Firjan mengaku diminta membayar Rp 20 juta. Dia mengaku bingung saat pertama kali diminta membayar nominal tersebut.
“Awalnya disuruh Rp 20 (juta). Maksudnya langsung Rp 20 juta. Saya bilang untuk apa? ‘Ya untuk kita di sini’. Habis itu posisi saya lagi emang selama 14 hari selama itu kan tidak bertemu siapa-siapa jadi saya bingung terus saya bilang saya minta waktu dulu,” ujarnya.
Firjan mengaku menghubungi pengacaranya lewat ponsel Juli Amar. Dia meminta pengacaranya mengirimkan uang Rp 21,5 juta ke rekening yang telah diberikan oleh Juli Amar.

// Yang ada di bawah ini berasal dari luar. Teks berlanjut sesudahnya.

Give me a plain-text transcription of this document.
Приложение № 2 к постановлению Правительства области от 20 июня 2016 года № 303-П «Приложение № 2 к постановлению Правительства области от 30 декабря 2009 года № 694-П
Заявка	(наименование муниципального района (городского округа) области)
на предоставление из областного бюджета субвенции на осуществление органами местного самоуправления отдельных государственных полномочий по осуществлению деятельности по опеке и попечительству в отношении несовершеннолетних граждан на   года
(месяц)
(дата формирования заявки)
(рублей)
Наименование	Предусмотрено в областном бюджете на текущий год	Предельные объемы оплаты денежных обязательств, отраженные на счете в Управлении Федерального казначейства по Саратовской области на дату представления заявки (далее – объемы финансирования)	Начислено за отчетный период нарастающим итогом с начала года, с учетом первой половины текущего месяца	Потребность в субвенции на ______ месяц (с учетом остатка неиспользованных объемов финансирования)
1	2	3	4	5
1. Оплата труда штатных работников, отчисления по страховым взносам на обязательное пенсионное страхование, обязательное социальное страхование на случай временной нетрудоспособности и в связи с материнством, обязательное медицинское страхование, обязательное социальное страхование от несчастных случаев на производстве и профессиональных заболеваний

“Berapa ditransfer?” tanya jaksa.
“Saya waktu itu Rp 21,5 juta,” jelas Firjan.
“Nah apakah ada semacam ini memberikan iuran dijelaskan Pak Yoory sama Pak Juli kalau nggak kasih begini kalau nggak kasih begini?” tanya jaksa.
“Ada di awal waktu itu ‘kalau bapak nggak kasih iuran, harus bekerja terus tidak boleh berkeliaran ke mana-mana. Kalau memberikan bisa menggunakan fasilitas ke mana-mana’,” jawab Firjan.
Bersihkan Toilet Jika Tak Bayar Setoran
Tahanan KPK lainnya, juga bersaksi dalam kasus ini. Dia adalah Mantan Ketua Tim Teknis Pengadaan dan Penerapan e-KTP, Husni Fahmi. Husni mengaku disuruh membersihkan toilet rutan jika tak membayar setoran.
Husni awalnya menjelaskan bahwa dia ditahan 14 hari di sel isolasi saat pertama kali ditahan KPK. Di hari kedua penahanannya, dia mengaku dijelaskan oleh sesama tahanan terkait adanya iuran di Rutan KPK.
“Pada saat isolasi apa saudara ditemui seseorang?” tanya jaksa.
“Dipanggil ke kamar Firjan Taufa dan itu ada Pak Hengki,” jawab Husni.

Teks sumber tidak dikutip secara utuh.